While testing out the new PN532 NFC/RFID Breakout Board, we tried comparing the range of our board with some of the commercial NFC devices we have in the office that are also based on the PN53x family. It's not really fair to publish any numeric comparison since, particularly with RF, there are always a number of compromises and choices to be made between physical size of the device/antenna, power consumption, etc., all of which change with the intended use of the device. Suffice it to say that we're extremely happy with the performance of our own open-source board thanks to the great work of Roel Verdult and colleagues from the libnfc project, but obviously a small USB-stick device like the SCL3711 (SCM Microsystems) is going to have different perfomance characteristics than a much larger antenna like that found on our own board or the commercial ACR122 reader (Advanced Card Systems). They don't have the same intended use and so comparing metrics like absolute range isn't particularly fair.
The SCL3711 in particular, though, is an interesting device since it packs what should be a fairly 'large' antenna into a very small package. We were kind of curious how they accomplished this, but weren't all that keen on pulling apart the only device we had lying around since we were still using it for testing purposes. Thankfully, most commercial devices have a little number on them that often provides a window into what's inside your device without having to pull it apart yourself: the FCC ID.
As was recently mentionned over at Adafruit (Symbols and FCC IDs), itself a repost of a response over at ars technica (Ask Ars: What are those symbols on the back of the iPhone?), you can often use the FCC ID to find photos of the PCB or inside of the device, along with test-results and a number of potentially useful technical details. As an added bonus, if you're interested in the different tests that devices need to go through to pass certification for agencies like the FCC, spending a few minutes reading through the documentation for a few products can be very illuminating.
If you look at the back of the SCL3711 (a small USB-stick sized 13.56MHz NFC/RFID reader based on the PN533), you'll see the FCC ID MBPSCL3711-0200.

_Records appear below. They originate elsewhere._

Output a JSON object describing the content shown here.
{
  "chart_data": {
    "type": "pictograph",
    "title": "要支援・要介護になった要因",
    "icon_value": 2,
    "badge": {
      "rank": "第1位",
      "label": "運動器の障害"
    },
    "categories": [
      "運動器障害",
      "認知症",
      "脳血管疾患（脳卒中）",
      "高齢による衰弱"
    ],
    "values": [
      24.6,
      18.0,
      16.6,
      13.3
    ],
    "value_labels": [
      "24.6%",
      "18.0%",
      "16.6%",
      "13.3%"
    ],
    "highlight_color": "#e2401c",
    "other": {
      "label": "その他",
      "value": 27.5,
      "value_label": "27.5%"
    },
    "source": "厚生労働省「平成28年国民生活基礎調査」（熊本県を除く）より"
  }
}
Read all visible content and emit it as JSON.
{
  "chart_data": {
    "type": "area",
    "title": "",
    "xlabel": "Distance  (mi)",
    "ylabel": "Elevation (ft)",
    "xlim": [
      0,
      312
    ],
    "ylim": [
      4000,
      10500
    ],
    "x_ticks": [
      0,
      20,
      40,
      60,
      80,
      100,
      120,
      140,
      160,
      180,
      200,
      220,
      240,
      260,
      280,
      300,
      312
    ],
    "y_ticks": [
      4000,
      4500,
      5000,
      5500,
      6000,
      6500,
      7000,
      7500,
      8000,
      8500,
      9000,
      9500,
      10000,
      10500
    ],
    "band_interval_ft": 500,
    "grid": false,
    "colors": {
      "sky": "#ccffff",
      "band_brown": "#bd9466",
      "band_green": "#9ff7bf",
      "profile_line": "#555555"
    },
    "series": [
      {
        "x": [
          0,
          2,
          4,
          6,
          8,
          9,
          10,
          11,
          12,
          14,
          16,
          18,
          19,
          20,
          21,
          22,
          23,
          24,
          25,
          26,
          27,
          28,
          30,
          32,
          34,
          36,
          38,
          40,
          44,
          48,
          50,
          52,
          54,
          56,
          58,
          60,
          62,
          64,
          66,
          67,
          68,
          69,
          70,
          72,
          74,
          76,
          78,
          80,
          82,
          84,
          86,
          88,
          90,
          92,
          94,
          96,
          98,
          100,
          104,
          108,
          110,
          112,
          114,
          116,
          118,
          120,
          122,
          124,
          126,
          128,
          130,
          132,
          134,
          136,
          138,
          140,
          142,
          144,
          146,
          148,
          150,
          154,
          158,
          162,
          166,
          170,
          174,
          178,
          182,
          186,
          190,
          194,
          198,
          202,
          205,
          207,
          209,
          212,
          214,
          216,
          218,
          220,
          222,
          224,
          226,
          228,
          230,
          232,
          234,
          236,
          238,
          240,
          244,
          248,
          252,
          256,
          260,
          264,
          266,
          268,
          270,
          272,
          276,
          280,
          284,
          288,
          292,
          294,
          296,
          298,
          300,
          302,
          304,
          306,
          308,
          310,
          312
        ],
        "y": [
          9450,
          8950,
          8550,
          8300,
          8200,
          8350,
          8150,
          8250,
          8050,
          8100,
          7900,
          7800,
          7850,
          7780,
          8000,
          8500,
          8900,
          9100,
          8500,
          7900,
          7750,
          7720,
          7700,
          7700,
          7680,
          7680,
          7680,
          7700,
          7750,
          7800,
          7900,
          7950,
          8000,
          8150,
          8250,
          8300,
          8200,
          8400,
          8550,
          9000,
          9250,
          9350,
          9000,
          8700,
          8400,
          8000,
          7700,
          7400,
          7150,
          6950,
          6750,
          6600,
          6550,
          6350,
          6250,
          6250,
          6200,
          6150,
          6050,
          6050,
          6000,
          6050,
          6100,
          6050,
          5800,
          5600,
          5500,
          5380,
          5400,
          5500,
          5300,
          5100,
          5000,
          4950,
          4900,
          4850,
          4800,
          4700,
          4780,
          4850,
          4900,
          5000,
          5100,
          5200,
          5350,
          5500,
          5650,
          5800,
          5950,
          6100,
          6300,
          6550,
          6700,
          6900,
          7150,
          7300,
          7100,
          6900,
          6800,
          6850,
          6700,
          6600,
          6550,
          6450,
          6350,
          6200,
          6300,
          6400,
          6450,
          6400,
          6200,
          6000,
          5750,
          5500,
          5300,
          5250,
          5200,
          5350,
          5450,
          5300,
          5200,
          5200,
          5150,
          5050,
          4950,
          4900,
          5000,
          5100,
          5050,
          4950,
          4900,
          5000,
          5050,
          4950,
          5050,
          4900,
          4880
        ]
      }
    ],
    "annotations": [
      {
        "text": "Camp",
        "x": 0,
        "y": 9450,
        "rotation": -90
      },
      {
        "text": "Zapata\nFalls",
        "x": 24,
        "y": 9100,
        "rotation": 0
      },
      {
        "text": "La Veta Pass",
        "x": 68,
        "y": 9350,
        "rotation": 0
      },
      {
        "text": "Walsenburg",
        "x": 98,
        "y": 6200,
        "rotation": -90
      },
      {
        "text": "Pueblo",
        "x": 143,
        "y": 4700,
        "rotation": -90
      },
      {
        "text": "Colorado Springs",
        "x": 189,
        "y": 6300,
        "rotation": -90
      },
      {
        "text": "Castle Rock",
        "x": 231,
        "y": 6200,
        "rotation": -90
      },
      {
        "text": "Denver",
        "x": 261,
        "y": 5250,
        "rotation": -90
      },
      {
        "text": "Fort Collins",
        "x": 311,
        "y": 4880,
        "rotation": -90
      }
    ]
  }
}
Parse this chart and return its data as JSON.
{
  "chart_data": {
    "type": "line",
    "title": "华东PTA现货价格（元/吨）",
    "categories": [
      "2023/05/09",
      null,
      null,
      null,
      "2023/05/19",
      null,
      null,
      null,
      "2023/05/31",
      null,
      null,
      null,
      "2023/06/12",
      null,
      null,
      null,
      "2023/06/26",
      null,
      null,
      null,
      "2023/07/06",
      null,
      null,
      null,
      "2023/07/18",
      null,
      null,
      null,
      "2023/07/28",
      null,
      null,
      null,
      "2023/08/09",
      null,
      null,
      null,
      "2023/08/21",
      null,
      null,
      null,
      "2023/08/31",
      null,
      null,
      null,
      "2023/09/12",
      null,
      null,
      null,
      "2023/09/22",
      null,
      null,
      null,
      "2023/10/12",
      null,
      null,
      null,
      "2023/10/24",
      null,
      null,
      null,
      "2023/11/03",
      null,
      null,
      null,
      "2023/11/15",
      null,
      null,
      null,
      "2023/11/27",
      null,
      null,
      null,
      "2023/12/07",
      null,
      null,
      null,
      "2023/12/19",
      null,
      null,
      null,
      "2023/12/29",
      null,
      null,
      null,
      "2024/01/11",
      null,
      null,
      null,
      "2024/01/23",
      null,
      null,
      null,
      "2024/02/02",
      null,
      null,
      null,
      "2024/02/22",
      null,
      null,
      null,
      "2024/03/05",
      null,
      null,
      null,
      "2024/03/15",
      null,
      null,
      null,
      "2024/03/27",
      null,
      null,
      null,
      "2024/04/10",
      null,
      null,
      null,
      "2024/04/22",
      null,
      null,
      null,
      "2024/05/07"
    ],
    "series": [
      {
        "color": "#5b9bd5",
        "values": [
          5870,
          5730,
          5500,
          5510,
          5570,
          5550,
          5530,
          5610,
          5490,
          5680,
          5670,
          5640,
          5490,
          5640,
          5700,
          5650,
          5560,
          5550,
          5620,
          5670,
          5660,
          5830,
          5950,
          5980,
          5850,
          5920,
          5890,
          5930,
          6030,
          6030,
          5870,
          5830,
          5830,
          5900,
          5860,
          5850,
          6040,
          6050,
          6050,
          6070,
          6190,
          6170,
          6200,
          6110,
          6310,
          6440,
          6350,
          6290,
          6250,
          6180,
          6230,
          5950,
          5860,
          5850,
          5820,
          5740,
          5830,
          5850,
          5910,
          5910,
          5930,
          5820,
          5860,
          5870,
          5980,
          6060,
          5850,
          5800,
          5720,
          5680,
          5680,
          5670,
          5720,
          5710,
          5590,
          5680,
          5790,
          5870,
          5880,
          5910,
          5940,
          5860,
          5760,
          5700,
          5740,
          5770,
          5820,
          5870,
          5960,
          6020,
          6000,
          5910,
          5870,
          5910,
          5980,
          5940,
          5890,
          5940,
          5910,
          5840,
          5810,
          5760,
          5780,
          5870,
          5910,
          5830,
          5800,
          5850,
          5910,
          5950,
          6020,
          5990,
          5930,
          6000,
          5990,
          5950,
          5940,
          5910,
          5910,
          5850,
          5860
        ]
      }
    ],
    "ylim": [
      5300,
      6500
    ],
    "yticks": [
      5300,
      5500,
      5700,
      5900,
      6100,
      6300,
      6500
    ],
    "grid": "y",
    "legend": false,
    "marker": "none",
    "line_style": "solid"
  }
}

The first three letters ("MBP" in this case) represents the "Grantee Code", and the remaining letters and numbers are the "Product Code" (SCL3711-0200). By entering these two values in the FCC's FCC ID Search Form (http://www.fcc.gov/oet/ea/fccid/) you can probably find some useful information about the product in question.
The initial search results for the SCL3711's Grantee Code and Product Code can be seen below, showing two different entries:
Click on the first entry, we then get a list of publicly accessible documents associated with this product/FCC ID:
While we can't publish the photos for copyright reasons, you can see photos of the front and back of the PCB in "Intenral Photos" (sic.) where the antenna and 27.12MHz crystal are clearly visible on the back, and the PN533, inductors, antenna matching network, etc. on the top. "Test Setup Photos" contains a number of interesting photos if you're curious about the testing process as well. While most companies request confidentiality for the schematics, etc., you can still learn a lot about different devices through the FCC database without having to pull your devices apart. Though, of course, pulling things apart can be enlightening as well, particularly if you're interested in how the physical assembly of common devices is made!
In this particular case, the PCB is quite well layed out, which isn't surprising since the device has decent performance for something so small. Particularly for RF devices, using the FCC ID can often provide a starting point to your own antenna design. If you're just getting started and wondering how other people have solved problems like fitting large antennas into small packages, this can sometimes be a great place to start.